Because government regulations prohibited him from making a profit on the products, Mr. Foo sold the slide rules to Mr. Shawlee at a discount. “It all depends on the excitement of the hunt,” he told The Journal.
Mr. Shawlee’s inventory includes notable artifacts of the history of science. He offered a slide rule made for machine gun operators, with windage, elevation, and range calculations. He offered a slide rule for measuring metabolic rates, with different adjustments for age, sex and height. And he used his website to explore hidden depths of slide rules, writing, for example, about slide rules. made by the US government to calculate the effects of nuclear bombs.
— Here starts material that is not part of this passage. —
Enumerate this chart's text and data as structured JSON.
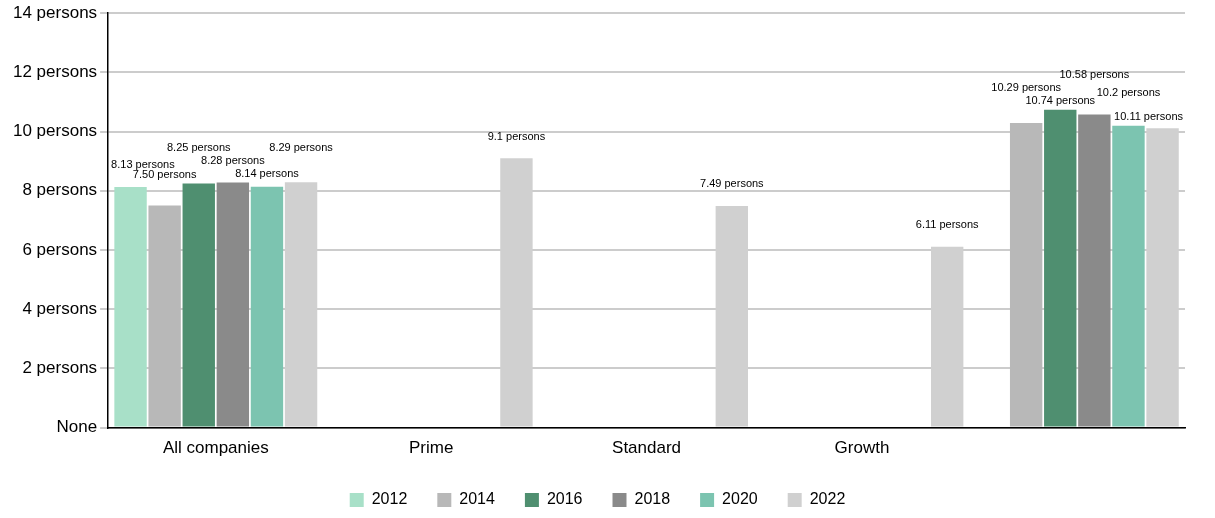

“Do you need to know the optimal explosion height for that new nuclear bomb you just bought?” Mr. Shawlee asked in a mock sales pitch. “How about the radius of the high-confidence destruction zone, or the temperature at an exact distance from the nuclear weapon that just exploded down the block? “These babies can answer all those burning questions while being flamed into free ions and radioactive dust at about 1,300 mph.”
He also sold slide rule cufflinks and tie clips, which in some cases had been manufactured by major slide rule manufacturers as promotional items during what Shawlee called “the golden age of slide rules.” Tie clips proved so popular in the slide rule universe that Shawlee worked with a small foundry to begin making them himself.
Over time, its clients included a weather station in Antarctica, where many electronic devices could not withstand the cold; photo editors responsible for resizing images (they like slide rules for their clear display of different values for the same ratio); an archaeologist who discovered that calculators became too dusty to function properly during excavations; pharmaceutical company Pfizer, which gave away slide rules during a trade show; slide rule enthusiasts in Afghanistan and French Polynesia; and “NASA guys”, Mr. Shawlee said Engineering times in 2000.
Walter Shawlee II was born on November 27, 1949 in Los Angeles. Her mother, Joan (Fulton) Shawlee, was an actress known for playing Sweet Sue, the leader of the “girl gang” at the center of the film “Some Like It Hot” (1959), and for playing Pickles Sorrell. . recurring character on “The Dick Van Dyke Show” (1961-66). His father was a hotel concierge and a painter specialized in marine scenes.
At age 14, Walter worked in an electronics surplus store and devotedly read magazines like Electronics World. He studied engineering and mathematics at the University of California, Los Angeles before dropping out. He worked in various positions, including as an assembly line welder at a Volvo factory in Sweden, before founding Northern Airborne Technology, a successful aviation communications company, in Kelowna. He sold the company in 1992.
After that, he became a contract repairman and inventor, helping companies design, for example, machines that could smoothly apply labels to a variety of fruits. He repaired and resold devices, including signal generators, high-voltage rectifiers, and cathode ray tubes.
He and his wife met at UCLA and married in 1971. In addition to her, he is survived by his children, Walt III and Rose Shawlee, and his half-sister, Angie Barchet.
When The Journal visited Shawlee’s home, there were about 1,000 slide rules scattered across the dining room table, Mr. Shawlee’s office and the family sauna. “I know my wife would like to have her dining room back soon,” he told Spectrum magazine.
In a phone interview, Shawlee said thousands of devices were still in the family’s home. She said she planned to continue selling them. As far as she knows, there is no prospect of another collector-expert-repairer-dealer-romantic like Mr. Shawlee emerging in “the slide rule business.”